What's Steak 'N Shake worth anyway?

Let's look at the latest annual report for fiscal 2008:

http://www.sec.gov/Archives/edgar/data/93859/000009385908000078/form10k2008.htm

Under the section titled 'Franchising':

We also take advantage of opportunities to refranchise certain Company-owned restaurants that are typically located in tertiary markets. (emphasis mine)

Under the section titled 'Subsequent Events':

On November 26, 2008, we refranchised seven restaurants to an existing franchisee. We received proceeds of $2,660 in conjunction with this transaction. (emphasis mine)

The latest refranchising values each of the seven restaurants at an average of $380K/restaurant. The company owned 415 restaurants after the refranchising. Using the numbers from the refranchising yields a value of $157.7 million for the entire chain (415 restaurants * 380K/restaurant). But, wait. The refranchised restaurants more than likely came from tertiary markets(as opposed to primary/secondary markets), as per the language in the 10-K. So, $157.7 million seems to be a rock-bottom valuation based on the most recent transactions. The fact that these restaurants went to an existing franchisee is also encouraging. This bodes well for future refranchising efforts as well as the stated aim of growth through franchising. From http://www.steaknshake.com/franchise/benefits.asp, the goal is to have 1000 SNS units(currently 490) in operation throughout the US.

There's more though. In fiscal 2008, SNS sold and leased back 11 company-owned restaurants for $15.993 million. This values each of those properties at an average of $1.4539 million. Going as far back as 2004, the lowest value I can see for a property that was sold and leased back was $600K. These numbers suggest that the restaurants that SNS refranchised were more than likely not owned, but rather leased. The 1st quarter's 10-Q for fiscal 2009 should confirm it either way. We'll need to look at the total number of operating and capital leases still on SNS' books and see if they went down by the amount of restaurants refranchised (i.e. 7), given that Sardar has said there will be no more new store openings for the foreseeable future.

Update on March 5th 2009: Actually, it'd be easier and less convoluted to just look at how many Company-owned and operated restaurants there were in the 4th quarter of 2008 as compared to the 1st quarter of 2009. It turns out that the number of Company-owned and operated restaurants is exactly the same in both quarters(146). This makes it clear that the 7 refranchised restaurants were indeed leased at the time of the refranchising.

If the refranchised restaurants were indeed leased, the value of $157.7 million for the entire chain would need to be revised upwards on two counts:
Inclusion of restaurants from primary and secondary markets that are presumably more profitable.
Inclusion of 146 restaurant properties that are owned that are likely worth somewhere between $87.6 million(at $600K/property based on the sale-leaseback transaction in 2004) and $212.6 million(at $1.4536 million/property based on the sale-leaseback transaction in fiscal 2008).

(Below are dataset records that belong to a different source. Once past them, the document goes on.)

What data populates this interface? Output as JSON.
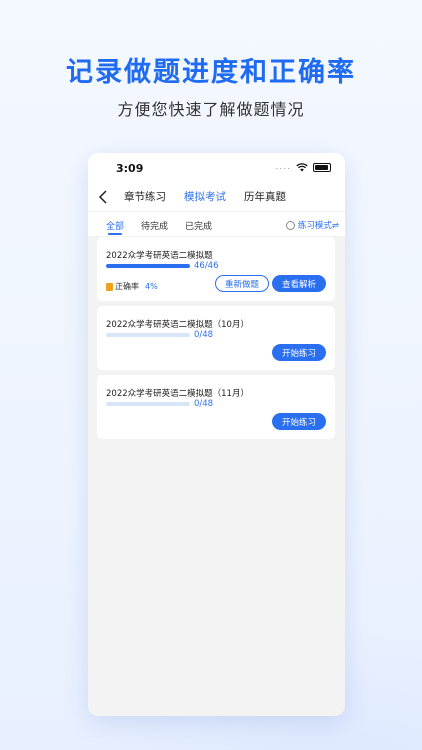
{
  "headline": "记录做题进度和正确率",
  "subline": "方便您快速了解做题情况",
  "status_bar": {
    "time": "3:09",
    "signal": "...."
  },
  "nav": {
    "tabs": [
      {
        "label": "章节练习"
      },
      {
        "label": "模拟考试",
        "active": true
      },
      {
        "label": "历年真题"
      }
    ]
  },
  "filters": {
    "items": [
      {
        "label": "全部",
        "active": true
      },
      {
        "label": "待完成"
      },
      {
        "label": "已完成"
      }
    ],
    "mode_label": "练习模式⇌"
  },
  "cards": [
    {
      "title": "2022众学考研英语二模拟题",
      "progress_text": "46/46",
      "progress": 1.0,
      "accuracy_label": "正确率",
      "accuracy_value": "4%",
      "buttons": [
        "重新做题",
        "查看解析"
      ]
    },
    {
      "title": "2022众学考研英语二模拟题（10月）",
      "progress_text": "0/48",
      "progress": 0,
      "buttons": [
        "开始练习"
      ]
    },
    {
      "title": "2022众学考研英语二模拟题（11月）",
      "progress_text": "0/48",
      "progress": 0,
      "buttons": [
        "开始练习"
      ]
    }
  ],
  "colors": {
    "accent": "#2a6ff0",
    "headline": "#1f6bf2",
    "accuracy_icon": "#f0a21f"
  }
}
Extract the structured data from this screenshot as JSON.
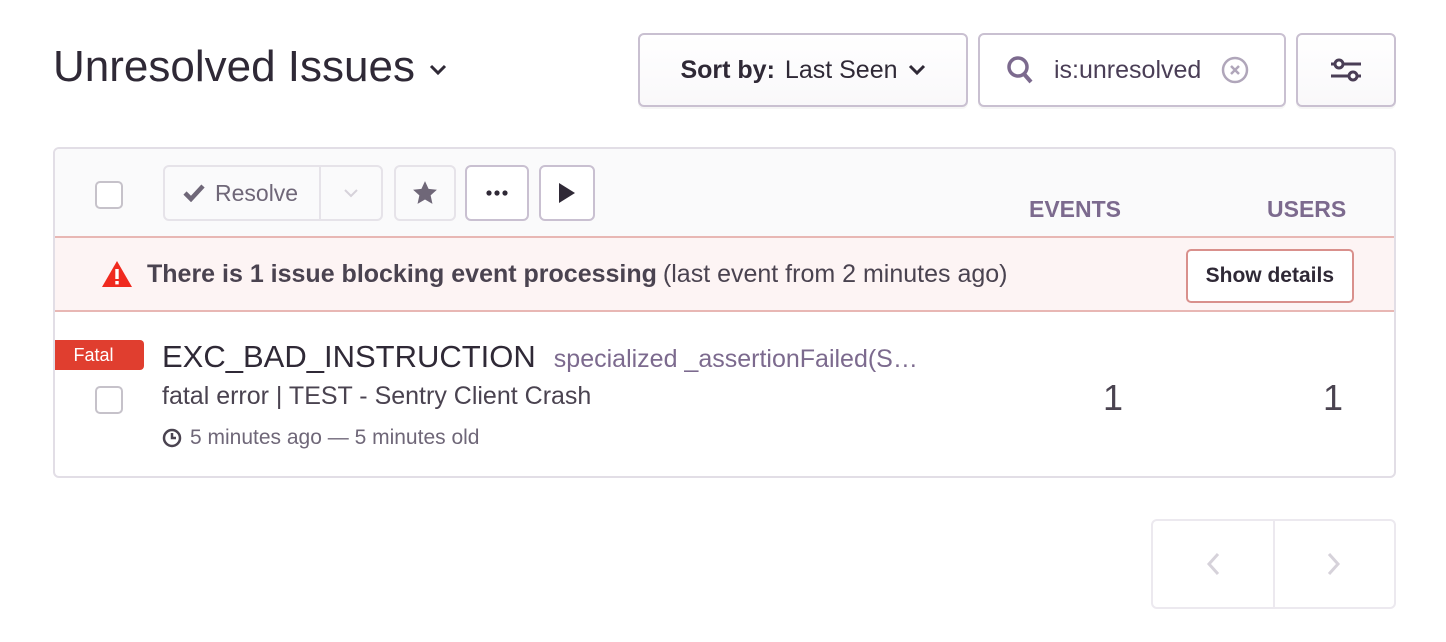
{
  "header": {
    "title": "Unresolved Issues",
    "sort_label": "Sort by:",
    "sort_value": "Last Seen",
    "search_value": "is:unresolved"
  },
  "toolbar": {
    "resolve_label": "Resolve",
    "columns": {
      "events": "EVENTS",
      "users": "USERS"
    }
  },
  "alert": {
    "bold_text": "There is 1 issue blocking event processing",
    "detail_text": "(last event from 2 minutes ago)",
    "button_label": "Show details"
  },
  "issues": [
    {
      "level": "Fatal",
      "title": "EXC_BAD_INSTRUCTION",
      "culprit": "specialized _assertionFailed(S…",
      "subtitle": "fatal error | TEST - Sentry Client Crash",
      "time": "5 minutes ago — 5 minutes old",
      "events": "1",
      "users": "1"
    }
  ],
  "colors": {
    "accent": "#7c6a8e",
    "fatal": "#e03e2f",
    "alert_bg": "#fdf4f4"
  }
}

How much is the company selling for today? $166.82 million. Based on the numbers above, I believe the price today not only discounts the future under Sardar, but is also discounting the present.

Qualitative factors: Management under Sardar that is highly ethical and shareholder friendly, and obsessively focused on cash flows and returns on invested capital.

Quantitatively cheap as can be seen from the numbers above. It's hard to see a permanent loss of capital from these levels unless the decline in sales continues unabated. Thankfully, there is a glimmer of hope in this filing about sales in the 1st quarter of fiscal 2009:

http://www.sec.gov/Archives/edgar/data/93859/000009385908000082/form8k122208.htm

Although guest traffic and same-store sales were down(.9% and 1.4% respectively) compared to last year, the declines are both marginal and a significant improvement from last year's comparables(down 9.5% and 13.3% respectively). Although this is only the second full quarter under Sardar, the sales decline needed to be arrested quickly. Looks like excellent progress, given the environment we are in. We'll see if this was enough to generate positive free cash flow for the quarter. The trend in guest traffic will be worth keeping an eye on as we go along.

In the meantime, as Charlie Munger is fond of saying, you sit on your rear and wait while Sardar does his thing.